Daylight Saving Time is Ending; Here’s How to Survive the Time Change
It's almost that time of year where it'll be dark when you go into work AND when you come out of work. While the constant darkness can be a little upsetting, at least we (kind of) get an extra hour of sleep, right? With daylight saving time ending November 3, here are a couple of ways to make the transition a little smoother, according to Prevention.
Get a good night's sleep.
While Saturday night seems like a great time to go out, drink and maybe even have a late Halloween celebration, you'll be messing up your sleep schedule more than usual. According to a study by Harvard, people who get less than 7.5 hours of sleep will have the most trouble adjusting to the new clock change.

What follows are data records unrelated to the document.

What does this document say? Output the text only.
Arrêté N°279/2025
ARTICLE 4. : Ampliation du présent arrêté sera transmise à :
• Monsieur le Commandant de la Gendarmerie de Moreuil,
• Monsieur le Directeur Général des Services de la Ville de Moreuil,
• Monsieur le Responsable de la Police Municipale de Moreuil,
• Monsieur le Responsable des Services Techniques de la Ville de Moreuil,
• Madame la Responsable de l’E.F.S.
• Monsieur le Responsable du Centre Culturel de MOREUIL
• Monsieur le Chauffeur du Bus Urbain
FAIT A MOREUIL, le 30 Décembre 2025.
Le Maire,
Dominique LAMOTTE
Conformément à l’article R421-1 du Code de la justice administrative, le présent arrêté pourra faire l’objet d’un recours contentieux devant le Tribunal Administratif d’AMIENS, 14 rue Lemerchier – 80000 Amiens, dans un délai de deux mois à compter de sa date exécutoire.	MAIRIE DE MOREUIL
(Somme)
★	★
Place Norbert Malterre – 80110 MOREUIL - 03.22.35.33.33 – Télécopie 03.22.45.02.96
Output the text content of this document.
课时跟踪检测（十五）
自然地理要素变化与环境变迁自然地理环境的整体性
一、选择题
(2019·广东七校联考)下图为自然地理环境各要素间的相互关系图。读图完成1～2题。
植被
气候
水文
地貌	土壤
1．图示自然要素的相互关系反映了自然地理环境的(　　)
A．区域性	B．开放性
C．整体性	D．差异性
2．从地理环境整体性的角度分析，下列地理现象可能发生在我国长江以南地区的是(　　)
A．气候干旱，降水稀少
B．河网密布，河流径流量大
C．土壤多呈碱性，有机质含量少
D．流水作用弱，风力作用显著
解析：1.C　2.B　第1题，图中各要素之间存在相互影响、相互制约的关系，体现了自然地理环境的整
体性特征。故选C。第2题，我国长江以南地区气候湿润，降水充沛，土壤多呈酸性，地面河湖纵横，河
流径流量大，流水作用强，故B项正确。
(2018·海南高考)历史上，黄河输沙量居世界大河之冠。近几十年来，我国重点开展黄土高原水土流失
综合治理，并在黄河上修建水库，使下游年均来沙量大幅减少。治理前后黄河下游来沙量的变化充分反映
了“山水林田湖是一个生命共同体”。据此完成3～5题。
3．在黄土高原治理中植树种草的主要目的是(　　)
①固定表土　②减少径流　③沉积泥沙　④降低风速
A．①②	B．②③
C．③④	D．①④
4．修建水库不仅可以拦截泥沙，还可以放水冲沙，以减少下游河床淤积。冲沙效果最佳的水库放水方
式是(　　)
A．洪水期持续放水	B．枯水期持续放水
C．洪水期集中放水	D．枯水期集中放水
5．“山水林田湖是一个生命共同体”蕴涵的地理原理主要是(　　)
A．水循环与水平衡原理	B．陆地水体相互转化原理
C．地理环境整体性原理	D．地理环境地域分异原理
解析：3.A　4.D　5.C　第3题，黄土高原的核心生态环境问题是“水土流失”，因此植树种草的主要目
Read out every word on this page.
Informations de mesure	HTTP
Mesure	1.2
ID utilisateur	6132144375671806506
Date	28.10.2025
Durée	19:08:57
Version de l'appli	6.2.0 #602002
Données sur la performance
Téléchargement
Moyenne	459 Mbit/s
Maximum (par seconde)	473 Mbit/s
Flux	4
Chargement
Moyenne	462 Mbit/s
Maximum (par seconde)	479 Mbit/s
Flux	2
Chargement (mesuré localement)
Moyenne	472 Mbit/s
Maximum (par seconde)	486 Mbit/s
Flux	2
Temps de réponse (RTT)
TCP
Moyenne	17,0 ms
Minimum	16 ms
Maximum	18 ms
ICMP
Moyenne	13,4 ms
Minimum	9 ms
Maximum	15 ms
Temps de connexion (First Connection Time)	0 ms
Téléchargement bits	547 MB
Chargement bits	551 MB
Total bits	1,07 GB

But that doesn't mean you should sleep in, either.
According to Prevention, sleeping in will only mess up circadian rhythm more and make it that much harder to get up on Monday. Do yourself a favor and set an alarm to wake up at a normal time Sunday morning.
And although it's tough, avoid electronics before bed.
Turn off the phone, tablet, TV, and anything that may produce a bright light and trick your brain into thinking it's time to stay up. Instead, grab a book. Chances are, that'll make you sleepy and help you fall asleep faster anyways.
With these tips in mind, good luck adjusting to the newer, darker schedule.